The Rules of Thumb blog from MoneyThumb likes to keep our readers informed and educated on major occurrences in the financial space. This post will help explain more about offshore bank accounts and how to avoid getting in trouble like those in the Pandora Papers have.
There's nothing illegal about having an offshore bank account --in fact, there are several advantages--but hiding money anywhere to avoid paying taxes on it is illegal. It is called tax evasion. Typically, tax evasion schemes involve an individual or corporation misrepresenting their income or hiding money to avoid paying taxes on it.
There are a lot of private lenders and wealthy people who have offshore bank accounts. In fact, it is strongly suggested as a way to save money and build wealth. However, the tax laws must be followed, no matter where you put your money.
For our blog readers who want to become more educated about offshore bank accounts, read this article from Investopedia. Below are major takeaways from that article:
- Using the services of a bank outside of your home country is not illegal if it is done for legitimate reasons.
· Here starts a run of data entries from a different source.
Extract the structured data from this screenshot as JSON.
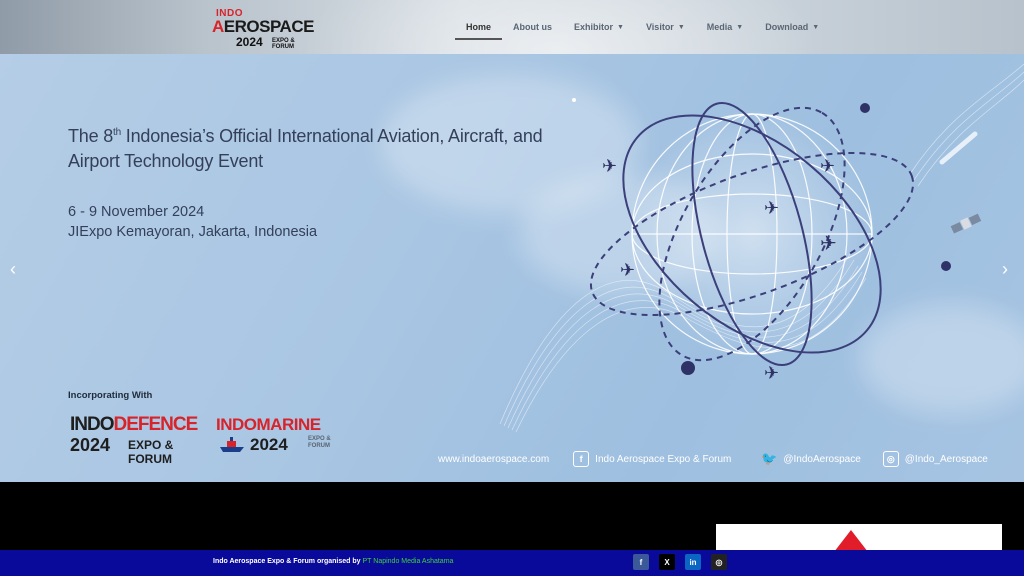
{
  "logo": {
    "line1": "INDO",
    "line2a": "A",
    "line2b": "ER",
    "line2c": "OSPACE",
    "year": "2024",
    "sub": "EXPO & FORUM"
  },
  "nav": {
    "items": [
      {
        "label": "Home",
        "active": true
      },
      {
        "label": "About us"
      },
      {
        "label": "Exhibitor",
        "dropdown": true
      },
      {
        "label": "Visitor",
        "dropdown": true
      },
      {
        "label": "Media",
        "dropdown": true
      },
      {
        "label": "Download",
        "dropdown": true
      }
    ]
  },
  "hero": {
    "title_pre": "The 8",
    "title_sup": "th",
    "title_post": " Indonesia’s Official International Aviation, Aircraft, and Airport Technology Event",
    "date": "6 - 9 November 2024",
    "venue": "JIExpo Kemayoran, Jakarta, Indonesia",
    "incorporating": "Incorporating With",
    "indodefence": {
      "a": "INDO",
      "b": "DEFENCE",
      "year": "2024",
      "sub": "EXPO & FORUM"
    },
    "indomarine": {
      "name": "INDOMARINE",
      "year": "2024",
      "sub": "EXPO & FORUM"
    },
    "strip": {
      "website": "www.indoaerospace.com",
      "facebook": "Indo Aerospace Expo & Forum",
      "twitter": "@IndoAerospace",
      "instagram": "@Indo_Aerospace"
    },
    "prev_arrow": "‹",
    "next_arrow": "›"
  },
  "footer": {
    "text": "Indo Aerospace Expo & Forum organised by ",
    "link": "PT Napindo Media Ashatama",
    "socials": [
      {
        "name": "facebook",
        "glyph": "f",
        "color": "#3b5998"
      },
      {
        "name": "x",
        "glyph": "X",
        "color": "#000000"
      },
      {
        "name": "linkedin",
        "glyph": "in",
        "color": "#0a66c2"
      },
      {
        "name": "instagram",
        "glyph": "◎",
        "color": "#222222"
      }
    ]
  },
  "colors": {
    "accent_red": "#d8232a",
    "footer_bg": "#0a0a9a",
    "footer_link": "#3dd13d",
    "hero_text": "#34405a"
  }
}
- Some foreign banks will start an account from a foreign customer with as little as $300 while others will not do business at all with foreign customers because of compliance requirements.
- Offshore bank accounts must be declared to the holder's home country for tax reasons; however, some countries allow foreigners to earn capital gains tax-free.
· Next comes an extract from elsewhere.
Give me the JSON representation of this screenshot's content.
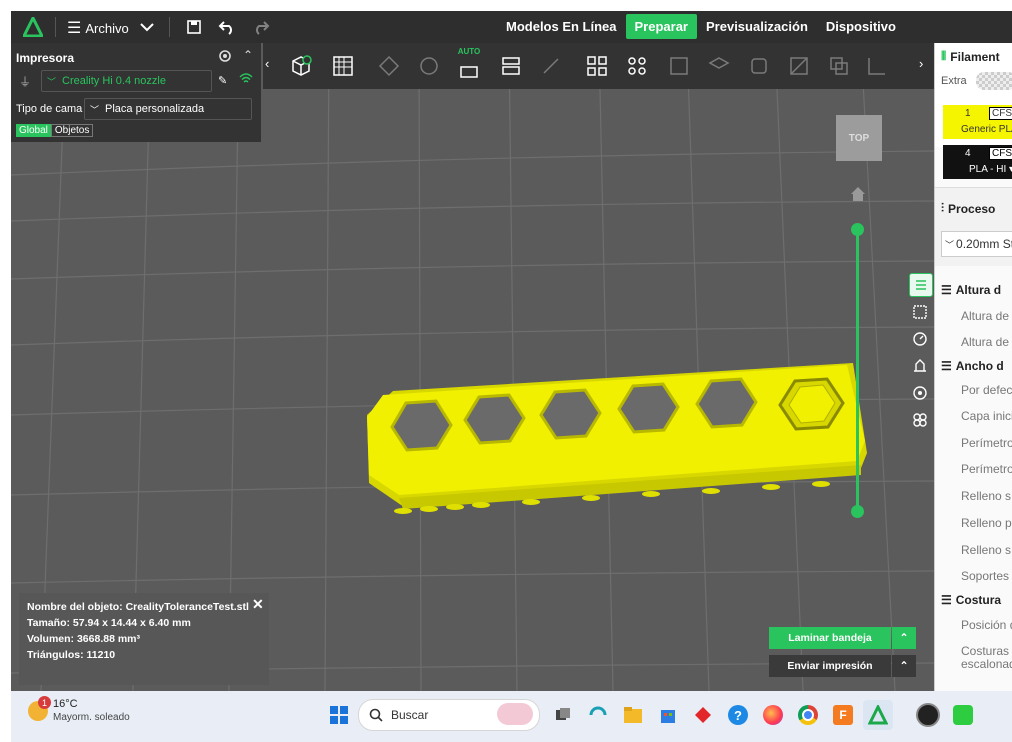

- Individuals may choose to keep their money offshore if there is instability in their own country, and they fear losing their investments.
How Offshore Banking Works
First, let’s nix misleading terms such as “stash,” “hide,” or even “offshore bank account.” Using the services of a bank outside of your home country is not illegal. And although the term “offshore” literally applies in some cases—a bank account in the Bahamas, for example—doing business in Canada could be just a drive away.
The practice is not just for the wealthy. Some foreign banks will take as little as $300 of your money and start an account. Like banks everywhere, those overseas set their own account minimums and other terms for customers.
On the other hand, some foreign banks will not do business with some foreign clients because of the required compliance. The Organization for Economic Cooperation and Development (OECD) and the World Trade Organization (WTO) have rules that require banks to report information on their foreign customers. Each country complies with these laws differently. Some countries don’t comply at all.
There’s nothing illegal about establishing an offshore account unless you do it with the intent of tax evasion. The Foreign Account Tax Compliance Act (FATCA) requires banks around the world to report balances and any activity of American citizens to the IRS or face fines.
Some U.S. firms that hold foreign money claim to use a team of lawyers to make sure they are reporting their foreign activity to their home country accurately and legally. Inevitably, there will be people who use the system to profit illegally. The U.N. Office on Drugs and Crimes estimates that the proceeds from illicit funds and money laundering totaled more than $2 trillion globally and $300 billion in 2010 (latest data as of 2018), which is 2% of the overall U.S. economy.
In summary, holding money in an offshore bank account is not illegal, and it is also not tax-exempt. As long as you have legitimate business reasons, you can invest in “secret” bank accounts—although it will not really be secret at all.